Therein lies an account of a series of coincidences. A mere two years later, in 1955, the Flying Santa, who, as it turns out, was also author Edward Rowe Snow, wrote about these historic flights in his latest book, Famous Lighthouses of America. He also quoted from a few of the reply postcards that he received from keepers acknowledging receipt of the Flying Santa presents.
By then Gottfried Mahler was on his next assignment on a Coast Guard Cutter. His aunt lent him that very book for his tenure at sea. He began to read it in his bunk one night and laughed out loud because there on page nine was the information and message from his own postcard: “Fire Island Light, Bay Shore, Long Island, N.Y., 12-17-53: Dear Flying Santa, We have received your package. Many thanks, and a Merry Christmas to you and Happy Landings… The Mahlers and Hodges.”

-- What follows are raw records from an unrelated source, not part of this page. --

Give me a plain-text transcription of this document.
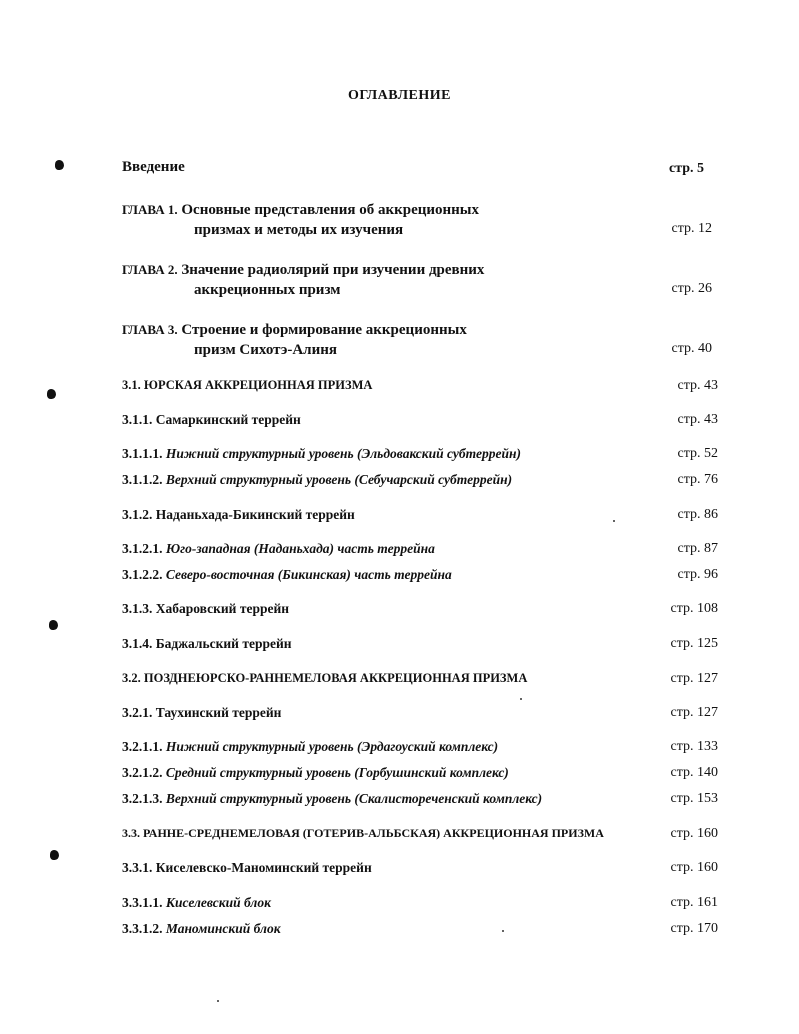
ОГЛАВЛЕНИЕ
Введение	стр. 5
ГЛАВА 1. Основные представления об аккреционных
призмах и методы их изучения	стр. 12
ГЛАВА 2. Значение радиолярий при изучении древних
аккреционных призм	стр. 26
ГЛАВА 3. Строение и формирование аккреционных
призм Сихотэ-Алиня	стр. 40
3.1. ЮРСКАЯ АККРЕЦИОННАЯ ПРИЗМА	стр. 43
3.1.1. Самаркинский террейн	стр. 43
3.1.1.1. Нижний структурный уровень (Эльдовакский субтеррейн)	стр. 52
3.1.1.2. Верхний структурный уровень (Себучарский субтеррейн)	стр. 76
3.1.2. Наданьхада-Бикинский террейн	стр. 86
3.1.2.1. Юго-западная (Наданьхада) часть террейна	стр. 87
3.1.2.2. Северо-восточная (Бикинская) часть террейна	стр. 96
3.1.3. Хабаровский террейн	стр. 108
3.1.4. Баджальский террейн	стр. 125
3.2. ПОЗДНЕЮРСКО-РАННЕМЕЛОВАЯ АККРЕЦИОННАЯ ПРИЗМА	стр. 127
3.2.1. Таухинский террейн	стр. 127
3.2.1.1. Нижний структурный уровень (Эрдагоуский комплекс)	стр. 133
3.2.1.2. Средний структурный уровень (Горбушинский комплекс)	стр. 140
3.2.1.3. Верхний структурный уровень (Скалистореченский комплекс)	стр. 153
3.3. РАННЕ-СРЕДНЕМЕЛОВАЯ (ГОТЕРИВ-АЛЬБСКАЯ) АККРЕЦИОННАЯ ПРИЗМА	стр. 160
3.3.1. Киселевско-Маноминский террейн	стр. 160
3.3.1.1. Киселевский блок	стр. 161
3.3.1.2. Маноминский блок	стр. 170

As for why this former lighthouse keeper was a recipient of an airdrop parcel in a fly-by from the Flying Santa in 1953 – Gottfried Mahler was taking flying lessons and had met the Flying Santa in person at Zahn’s Airport.
Gottfried was a member of the East Islip Early Flyers and was attending Flight School as part of the GI Bill. As Gottfried explained it, he would get a 48-hour leave, go off-island in his skiff, and drive by car to at Zahn’s Airport. Edward Rowe Snow asked if he could drop off anything while he buzzed by to show some people a new airplane. He recalled that Mr. Snow said, “It is a lonely life in a lighthouse. What can I drop you?”

Gottfried’s immediate reply was newspapers - “to catch up on the news” - because he and his family only rarely journeyed to Ocean Beach, the largest community on Fire Island. He recollected that he was all the way at the top of the Fire Island Lighthouse when Edward Rowe Snow surprised him with the first fly-by. When Snow buzzed the tower, out flew not the much-anticipated parcel of newspapers, but shredded newspaper! On the second fly-by, Snow dropped a box suspended from a handmade parachute. Gottfried said he actually ran down the 192 spiral steps of the lighthouse to retrieve it!!